3. Il ressort des pièces du dossier que M. D C a obtenu la reconnaissance de sa nationalité italienne postérieurement au dépôt de sa demande de titre de séjour. Bien qu’il n’établisse nullement avoir porté cette information au préfet, alors qu’il était le seul à pouvoir le faire, cette circonstance faisait obstacle à ce que sa demande de titre de séjour soit instruite sur le fondement des dispositions du code de l’entrée et du séjour des étrangers et du droit d’asile applicables aux ressortissants d’Etats tiers à l’Union européenne. Il s’ensuit que l’arrêté en litige est entaché d’une erreur de fait quant à la nationalité du requérant, qui a nécessairement exercé une influence sur l’appréciation de sa situation au regard de son droit au séjour en France, et qu’il doit être annulé en toutes ses dispositions, sans qu’il soit besoin de se prononcer sur les autres moyens de la requête.

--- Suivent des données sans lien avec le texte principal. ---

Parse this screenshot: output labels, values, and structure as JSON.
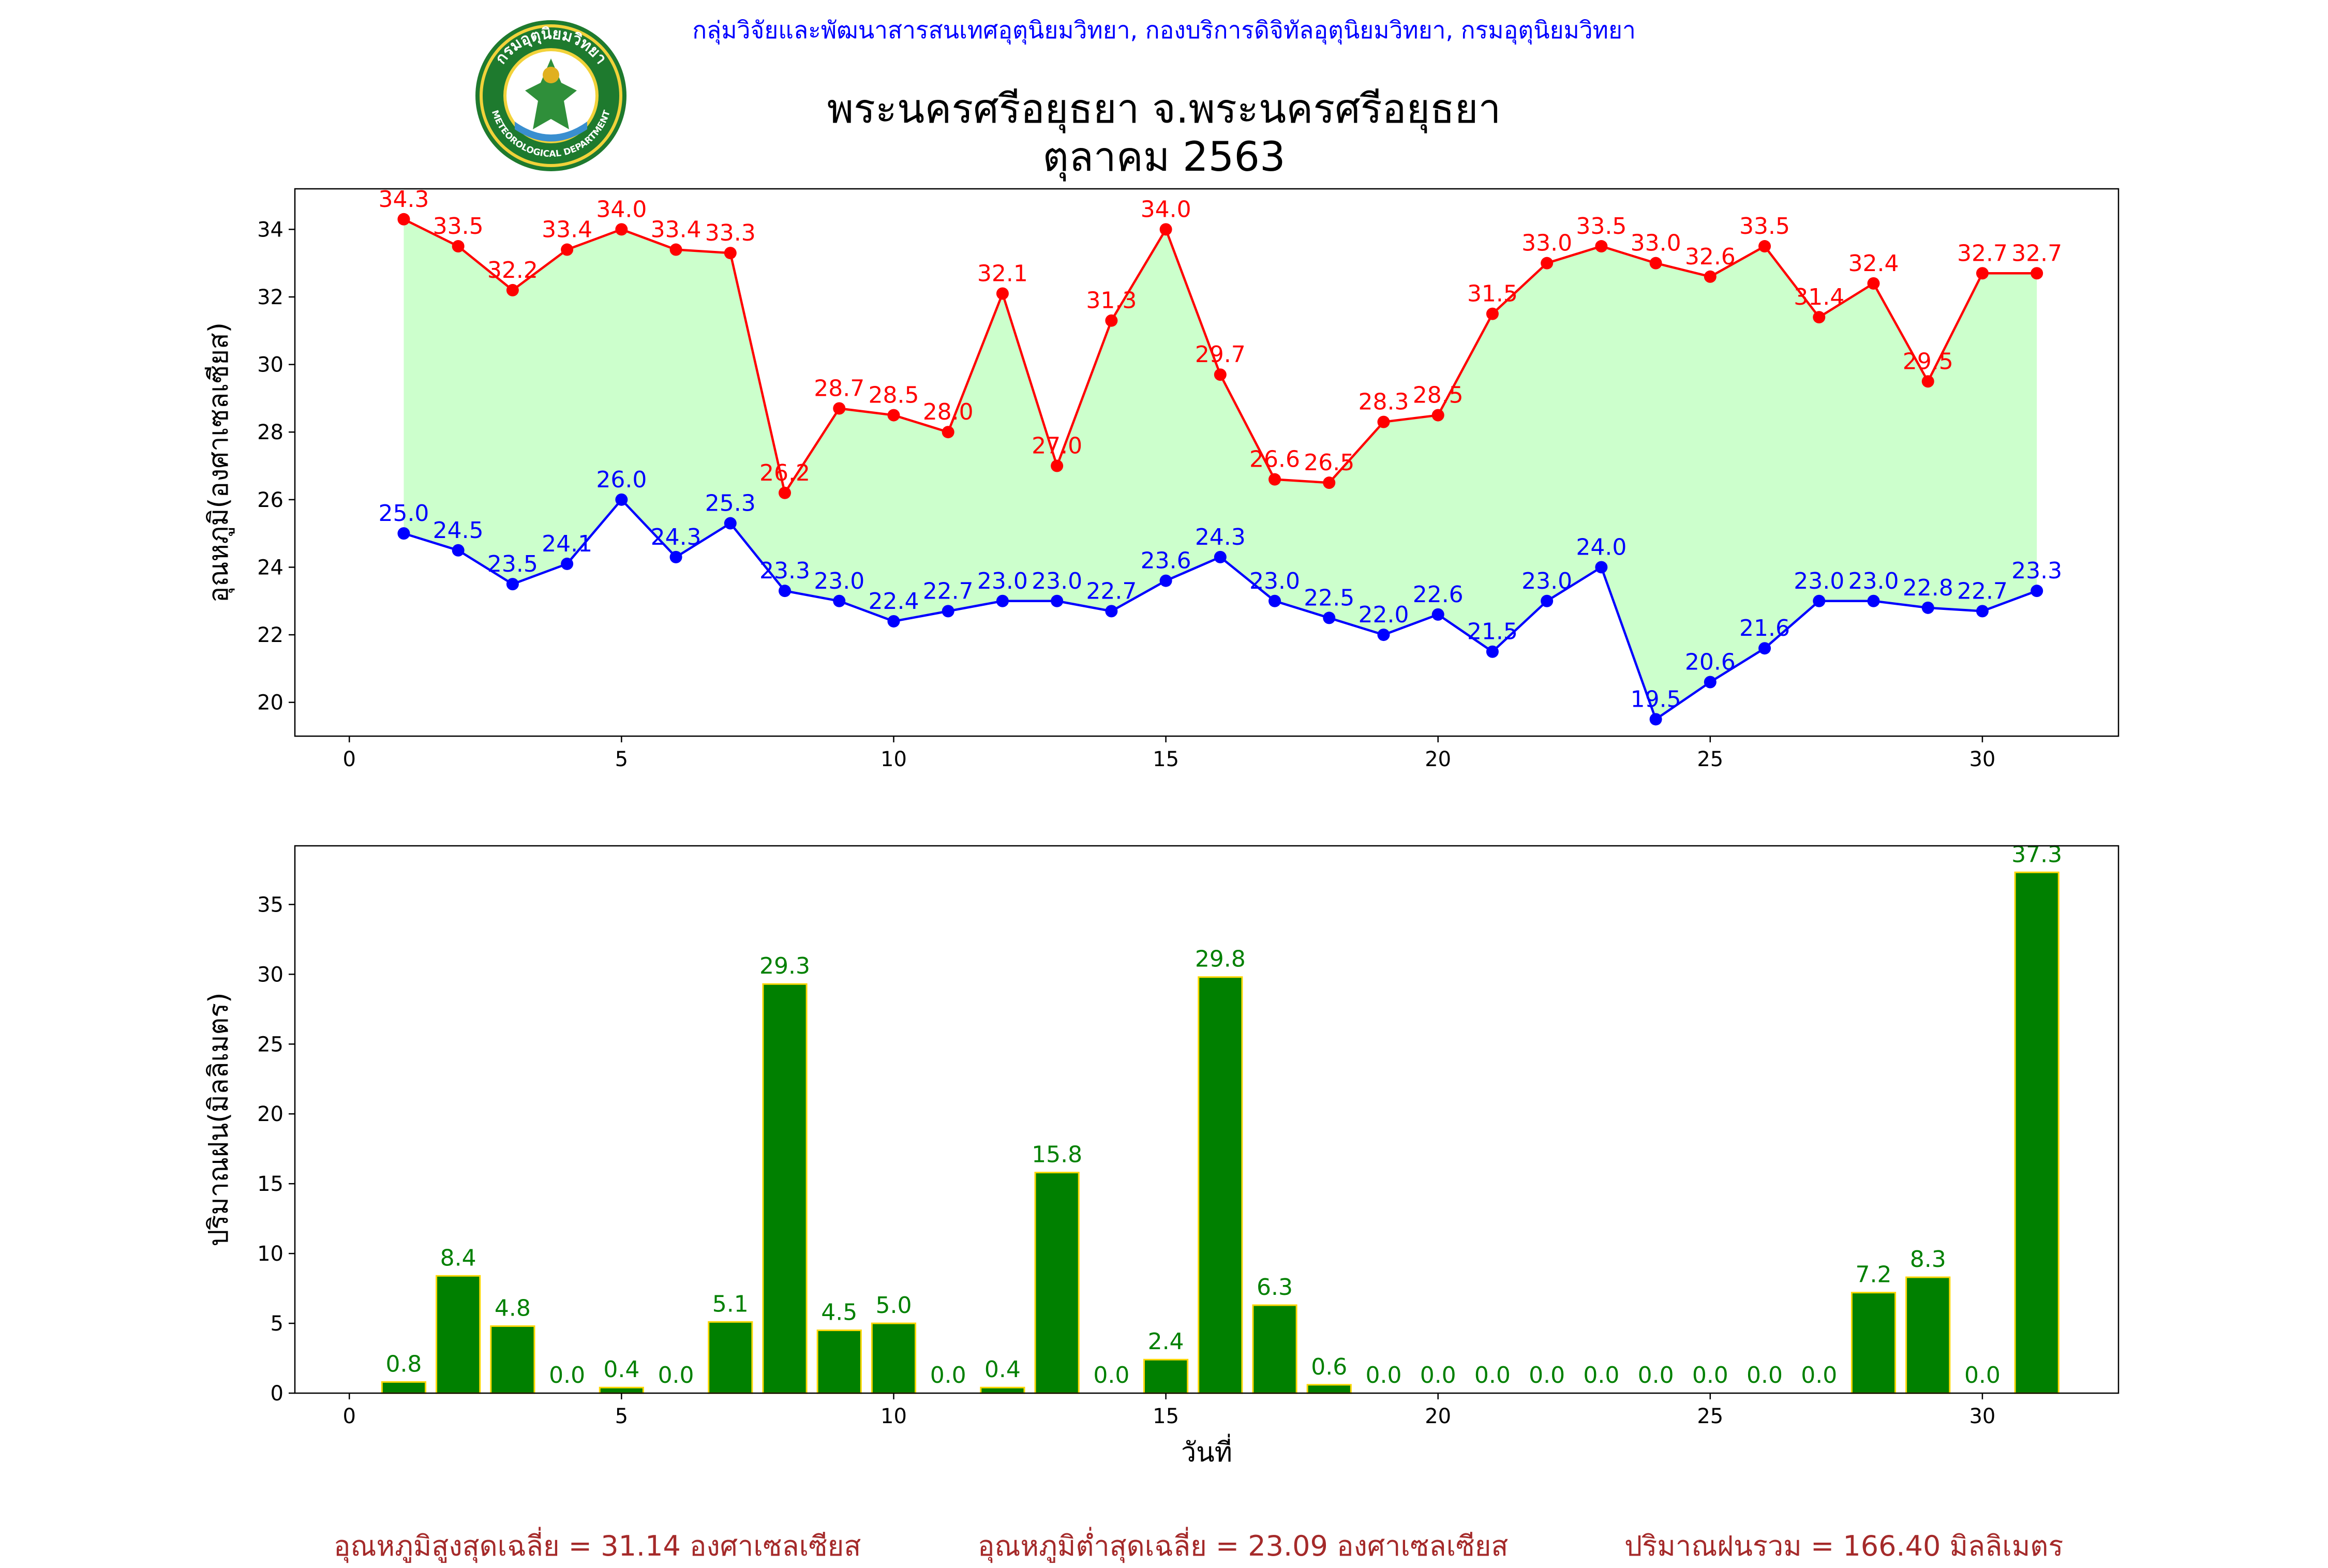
{
  "header": {
    "source_line": "กลุ่มวิจัยและพัฒนาสารสนเทศอุตุนิยมวิทยา, กองบริการดิจิทัลอุตุนิยมวิทยา, กรมอุตุนิยมวิทยา",
    "title_line1": "พระนครศรีอยุธยา จ.พระนครศรีอยุธยา",
    "title_line2": "ตุลาคม 2563",
    "logo_text_top": "กรมอุตุนิยมวิทยา",
    "logo_text_bottom": "METEOROLOGICAL DEPARTMENT"
  },
  "footer": {
    "avg_max": "อุณหภูมิสูงสุดเฉลี่ย = 31.14 องศาเซลเซียส",
    "avg_min": "อุณหภูมิต่ำสุดเฉลี่ย = 23.09 องศาเซลเซียส",
    "total_rain": "ปริมาณฝนรวม = 166.40 มิลลิเมตร"
  },
  "colors": {
    "max": "#ff0000",
    "min": "#0000ff",
    "fill": "#ccffcc",
    "bar": "#008000",
    "bar_edge": "#ffd700",
    "footer": "#a52a2a"
  },
  "chart_data": [
    {
      "type": "line",
      "title": "",
      "ylabel": "อุณหภูมิ(องศาเซลเซียส)",
      "xlabel": "",
      "xlim": [
        -1,
        32.5
      ],
      "ylim": [
        19.0,
        35.2
      ],
      "xticks": [
        0,
        5,
        10,
        15,
        20,
        25,
        30
      ],
      "yticks": [
        20,
        22,
        24,
        26,
        28,
        30,
        32,
        34
      ],
      "fill_between": true,
      "x": [
        1,
        2,
        3,
        4,
        5,
        6,
        7,
        8,
        9,
        10,
        11,
        12,
        13,
        14,
        15,
        16,
        17,
        18,
        19,
        20,
        21,
        22,
        23,
        24,
        25,
        26,
        27,
        28,
        29,
        30,
        31
      ],
      "series": [
        {
          "name": "max",
          "color": "#ff0000",
          "values": [
            34.3,
            33.5,
            32.2,
            33.4,
            34.0,
            33.4,
            33.3,
            26.2,
            28.7,
            28.5,
            28.0,
            32.1,
            27.0,
            31.3,
            34.0,
            29.7,
            26.6,
            26.5,
            28.3,
            28.5,
            31.5,
            33.0,
            33.5,
            33.0,
            32.6,
            33.5,
            31.4,
            32.4,
            29.5,
            32.7,
            32.7
          ]
        },
        {
          "name": "min",
          "color": "#0000ff",
          "values": [
            25.0,
            24.5,
            23.5,
            24.1,
            26.0,
            24.3,
            25.3,
            23.3,
            23.0,
            22.4,
            22.7,
            23.0,
            23.0,
            22.7,
            23.6,
            24.3,
            23.0,
            22.5,
            22.0,
            22.6,
            21.5,
            23.0,
            24.0,
            19.5,
            20.6,
            21.6,
            23.0,
            23.0,
            22.8,
            22.7,
            23.3
          ]
        }
      ]
    },
    {
      "type": "bar",
      "title": "",
      "ylabel": "ปริมาณฝน(มิลลิเมตร)",
      "xlabel": "วันที่",
      "xlim": [
        -1,
        32.5
      ],
      "ylim": [
        0,
        39.2
      ],
      "xticks": [
        0,
        5,
        10,
        15,
        20,
        25,
        30
      ],
      "yticks": [
        0,
        5,
        10,
        15,
        20,
        25,
        30,
        35
      ],
      "x": [
        1,
        2,
        3,
        4,
        5,
        6,
        7,
        8,
        9,
        10,
        11,
        12,
        13,
        14,
        15,
        16,
        17,
        18,
        19,
        20,
        21,
        22,
        23,
        24,
        25,
        26,
        27,
        28,
        29,
        30,
        31
      ],
      "values": [
        0.8,
        8.4,
        4.8,
        0.0,
        0.4,
        0.0,
        5.1,
        29.3,
        4.5,
        5.0,
        0.0,
        0.4,
        15.8,
        0.0,
        2.4,
        29.8,
        6.3,
        0.6,
        0.0,
        0.0,
        0.0,
        0.0,
        0.0,
        0.0,
        0.0,
        0.0,
        0.0,
        7.2,
        8.3,
        0.0,
        37.3
      ]
    }
  ]
}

Sur les conclusions aux fins d’injonction :
4. Aux termes de l’article L. 231-1 du code de l’entrée et du séjour des étrangers et du droit d’asile : « Les citoyens de l’Union européenne ne sont pas tenus de détenir un titre de séjour. Toutefois, s’ils en font la demande, il leur en est délivré un. ».

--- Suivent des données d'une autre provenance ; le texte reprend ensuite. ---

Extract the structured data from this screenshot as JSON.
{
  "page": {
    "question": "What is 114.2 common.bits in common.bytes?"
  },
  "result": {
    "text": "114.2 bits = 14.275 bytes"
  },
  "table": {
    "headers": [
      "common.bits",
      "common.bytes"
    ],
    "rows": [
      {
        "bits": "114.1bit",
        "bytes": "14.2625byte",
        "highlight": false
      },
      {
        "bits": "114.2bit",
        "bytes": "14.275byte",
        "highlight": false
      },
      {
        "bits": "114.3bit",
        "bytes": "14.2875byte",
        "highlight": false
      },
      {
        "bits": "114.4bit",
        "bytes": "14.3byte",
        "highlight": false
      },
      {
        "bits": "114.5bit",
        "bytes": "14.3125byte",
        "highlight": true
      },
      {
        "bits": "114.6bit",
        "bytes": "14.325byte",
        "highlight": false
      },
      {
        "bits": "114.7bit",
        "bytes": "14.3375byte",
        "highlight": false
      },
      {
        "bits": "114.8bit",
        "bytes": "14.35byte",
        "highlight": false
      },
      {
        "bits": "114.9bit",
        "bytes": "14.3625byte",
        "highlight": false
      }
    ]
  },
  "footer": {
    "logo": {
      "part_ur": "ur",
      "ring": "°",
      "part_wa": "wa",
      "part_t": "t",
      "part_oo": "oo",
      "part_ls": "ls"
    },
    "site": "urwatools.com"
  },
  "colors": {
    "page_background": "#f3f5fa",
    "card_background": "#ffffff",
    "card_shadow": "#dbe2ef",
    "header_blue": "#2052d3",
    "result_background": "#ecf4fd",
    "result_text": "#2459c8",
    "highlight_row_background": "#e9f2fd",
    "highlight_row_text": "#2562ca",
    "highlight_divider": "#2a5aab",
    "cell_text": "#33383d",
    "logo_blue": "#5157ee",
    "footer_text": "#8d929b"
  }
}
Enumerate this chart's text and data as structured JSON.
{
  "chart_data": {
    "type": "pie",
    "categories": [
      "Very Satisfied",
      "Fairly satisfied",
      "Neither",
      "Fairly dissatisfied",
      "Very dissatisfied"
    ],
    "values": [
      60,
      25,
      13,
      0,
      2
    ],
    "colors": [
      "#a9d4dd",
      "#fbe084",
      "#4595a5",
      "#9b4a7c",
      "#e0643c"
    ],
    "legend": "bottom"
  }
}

5. Ces dispositions ne subordonnent pas le séjour en France d’un ressortissant de l’Union européenne à la possession d’un titre de séjour, mais imposent sa délivrance lorsqu’ils en font la demande. L’exécution du présent jugement implique donc nécessairement d’enjoindre au préfet de la Gironde, qui n’a pas produit de mémoire en défense et ne conteste donc pas que l’intéressé en remplisse les conditions, de délivrer à M. D C le titre de séjour en qualité de ressortissant de l’Union européenne correspondant à sa situation dans le délai de deux mois à compter de la notification du présent jugement, et de le munir, dans cette attente, d’un récépissé de demande de titre de séjour l’autorisant à travailler.
Sur les frais liés au litige :
6. L’Etat étant la partie perdante dans la présente instance, il y a lieu de faire application des dispositions de l’article L. 761-1 du code de justice administrative et de mettre à sa charge le versement de la somme de 1 200 euros demandée par M. D C au titre des frais exposés et non compris dans les dépens.
D E C I D E
Article 1er : L’arrêté du 4 octobre 2024 est annulé.

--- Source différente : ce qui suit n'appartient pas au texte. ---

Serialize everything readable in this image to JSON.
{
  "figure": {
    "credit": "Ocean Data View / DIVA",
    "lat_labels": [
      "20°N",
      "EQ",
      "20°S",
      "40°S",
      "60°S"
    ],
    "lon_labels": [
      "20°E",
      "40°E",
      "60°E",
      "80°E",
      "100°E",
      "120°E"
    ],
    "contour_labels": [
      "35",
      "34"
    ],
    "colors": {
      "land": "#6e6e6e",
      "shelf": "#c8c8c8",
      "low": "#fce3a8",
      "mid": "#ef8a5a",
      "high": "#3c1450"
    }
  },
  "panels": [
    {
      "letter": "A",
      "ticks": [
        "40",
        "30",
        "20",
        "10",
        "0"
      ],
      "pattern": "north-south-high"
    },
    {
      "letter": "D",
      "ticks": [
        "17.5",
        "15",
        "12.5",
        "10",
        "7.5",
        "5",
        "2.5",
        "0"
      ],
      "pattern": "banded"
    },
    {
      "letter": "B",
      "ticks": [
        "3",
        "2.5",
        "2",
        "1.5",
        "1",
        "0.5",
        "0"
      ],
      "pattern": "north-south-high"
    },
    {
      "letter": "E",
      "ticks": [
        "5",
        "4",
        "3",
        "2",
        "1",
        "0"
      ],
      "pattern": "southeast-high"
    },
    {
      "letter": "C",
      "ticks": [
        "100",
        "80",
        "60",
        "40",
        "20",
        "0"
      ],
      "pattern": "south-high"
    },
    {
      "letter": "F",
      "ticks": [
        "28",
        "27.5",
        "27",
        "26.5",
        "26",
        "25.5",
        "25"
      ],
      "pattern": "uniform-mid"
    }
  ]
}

Article 2 : Il est enjoint au préfet de la Gironde de délivrer à M. D C le titre de séjour en qualité de ressortissant de l’Union européenne correspondant à sa situation dans le délai de deux mois à compter de la notification du présent jugement, et de le munir, dans cette attente, d’un récépissé de demande de titre de séjour l’autorisant à travailler.
Article 3 : L’Etat versera la somme de 1 200 euros à M. D C au titre de l’article L. 761-1 du code de justice administrative.
Article 4 : Le présent jugement sera notifié à M. A D C et au préfet de la Gironde.
Délibéré après l’audience du 20 mars 2025, à laquelle siégeaient :
M. Ferrari, président,
Mme E et Mme B, premières conseillères.
Rendu public par mise à disposition au greffe le 3 avril 2025.
La rapporteure,
E. E
Le président,
D. FERRARI La greffière,
E. SOURIS
La République mande et ordonne au préfet de la Gironde, en ce qui le concerne ou à tous commissaires de justice à ce requis en ce qui concerne les voies de droit commun, contre les parties privées, de pourvoir à l’exécution de la présente décision.